While derided by many, Dr Liz Allen, a demographer specialising in social trends, inequality and census data collections at the Australian National University, sees significant value in gutter rap, claiming it gives voice to a growing, though little-heard, sector of Australians.

“Through song we’re seeing insights of what it’s like to have grown up in such circumstances and it’s therapeutic for the people singing about it — ‘This is my life, this is what I’ve gone through, hear my story so that it is not repeated,’” she says.

“Let’s not repeat that same mistake, learn our stories, learn our history, we’re part of Australian history.”

Dr Allen, who herself experienced homelessness as a teenager in western Sydney, says mainstream arts and culture do a poor job of representing marginal elements of Australian society. It’s an oversight which gutter rap goes part of the way to addressing.

“I grew up in significant disadvantage and I do not see myself reflected in the media, I don’t see myself reflected in the arts, I almost don’t see where I fit in in the grand scheme of things and it has a really disempowering feeling,” she says.

“Am I part of the Australian landscape? I don’t feel like I have a shared story anywhere. But when I connect with stories of people who have experienced what I have — homelessness and severe disadvantage — I go, ‘OK there are others like me out there and I do have a place in the Australian story, and I want my story to be heard,’” she says.

Australia might like to think of itself as the land of milk and honey but the statistics tell a different story. Despite one of the greatest periods of prosperity on record, homelessness actually increased by 14 per cent between the 2011 and 2016 census.

The most recent study of poverty in Australia found a total of three million people are living in poverty, including 731,000 children — or one in six children under the age of 15.

Dr Allen is unequivocal about Australia’s failure to look after its battlers, laying the blame particularly on housing and policy, which has led to the segregation of rich and poor and public housing waiting lists stretching up to 20 years long.

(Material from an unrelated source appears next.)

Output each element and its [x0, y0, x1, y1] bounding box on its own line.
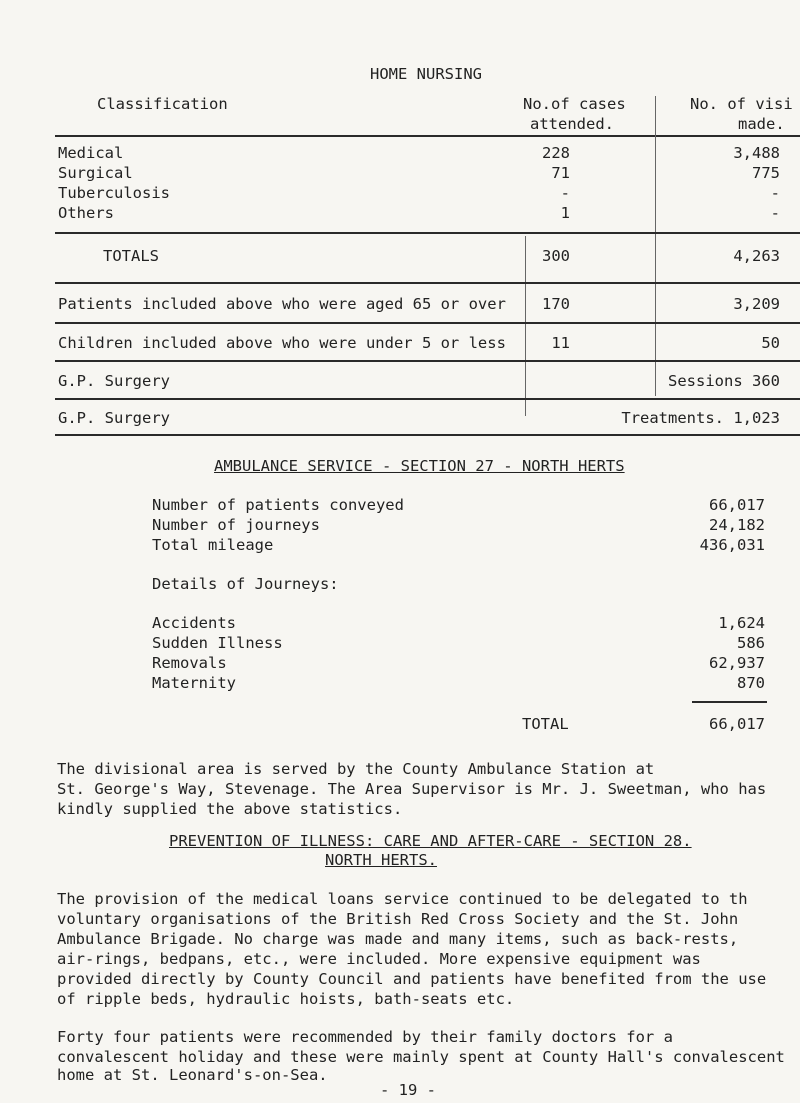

“Across the board in Australia there is certainly a recognition that past policies have been failures,” she says.

“Historically in Australia, particularly in Sydney and Melbourne, government created public housing in very concentrated areas.

“So there is a move and a recognition now that concentrating public housing in a particular area or zone is perhaps not conducive to a level of social interaction that might see that people will feel there is a way out,” she says.

She is also critical of plans to sell off public housing located in more prosperous areas of our cities and states in order to build more public housing where the land is cheaper.

“Certainly we’re seeing a lot of areas where clustered public housing has been sold off but at the same time we see areas for example along the flood-line in the Windsor and South Windsor areas in the outer Sydney area being gobbled up for public housing because it is relatively cheap, and it’s out of the way so to speak,” she says.

Skeamo hopes gutter rap might make people stop, listen and empathise rather than criticise.

“The things I’ve done doesn’t reflect the person I am today,” he says.

“A lot of us are victims of circumstance. We can’t help the cards we’ve been dealt. The cards we’ve been dealt we gotta play ’em, know what I mean?” he says.